Вначале еще раз о причинах, которые побудили меня принять участие в дискуссии. В моей статье по этому поводу говорилось следующее: "Я не хочу полемизировать с Буржуадемовым, мы находимся в разных несовместимых системах отсчета, но мне кажется важным прояснить причину этой несовместимости".
Да, главным в своем выступлении я считал не полемику ("полемизировать - ...спорить с кем-нибудь, возражать кому-нибудь..." - Толковый словарь русского языка, М. 1939г., т.3, стр.515), не спор и возражения, а прежде всего выяснение исходных посылок, постулатов, аксиом (систем отсчета), поскольку без этого "конструктивный разговор" вообще невозможен. Случай, когда нельзя совместить ("совместить: объединить в одном лице, действии, предмете и т.д. что-либо разное..." - Словарь синонимов русского языка, Л. 1970, т.2, стр.457) исходные посылки разных людей (например, верующего и атеиста, мистика и материалиста), не так уж редок. Несовместимость систем отсчета вовсе не предполагает обязательного расхождения буквально по всем вопросам.
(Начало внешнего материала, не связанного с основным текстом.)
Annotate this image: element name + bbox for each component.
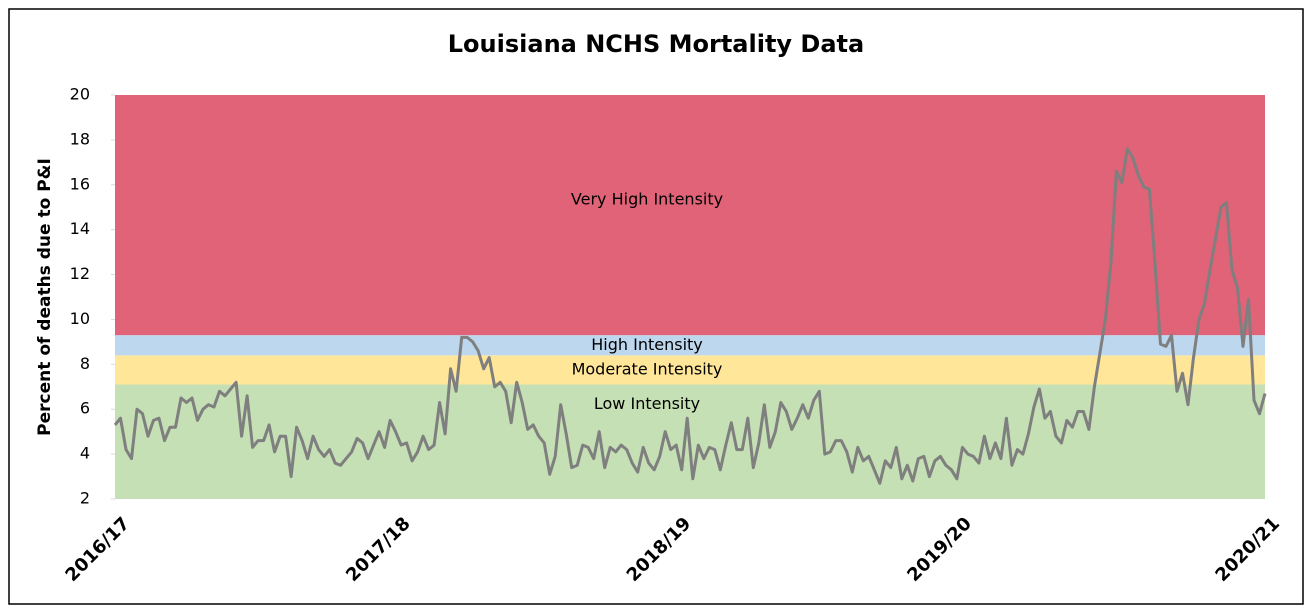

При всей несхожести позиций, вряд ли мы с К.Б. (если я правильно понимаю) сильно разойдемся, например, при оценке преимущества экономики свободного рынка перед социалистической экономикой, стянутой удавкой Плана; вряд ли не предпочтем тихую деловитость - громкой бездеятельности, либерализм - экстремизму, созидательную работу - разрушительной; и подобных точек соприкосновения много...
У К.Б. такая постановка задачи вызывает представление о "невозможности" прямого разговора", "высокомерном намерении не мараться спорами", "принципиальном непонимании" между мною и диссидентами (?) и К.Б. и его "сторонниками"*... *) Кстати, не знаю никаких своих "сторонников" - добавляет раздраженно К.Б.. Напомню, что в моей статье слово "сторонник" встречается лишь однажды: "В.Никольский - сторонник Буржуадемова, пишет..." Но разве не Вы сами, К.Б., писали о близости Ваших с Никольским взглядов? ("Сторонник - тот, кто разделяет чьи-либо взгляды, солидарен с кем-то..." - Словарь синонимов р.яз., т.2, стр.506), так на что же обижаться?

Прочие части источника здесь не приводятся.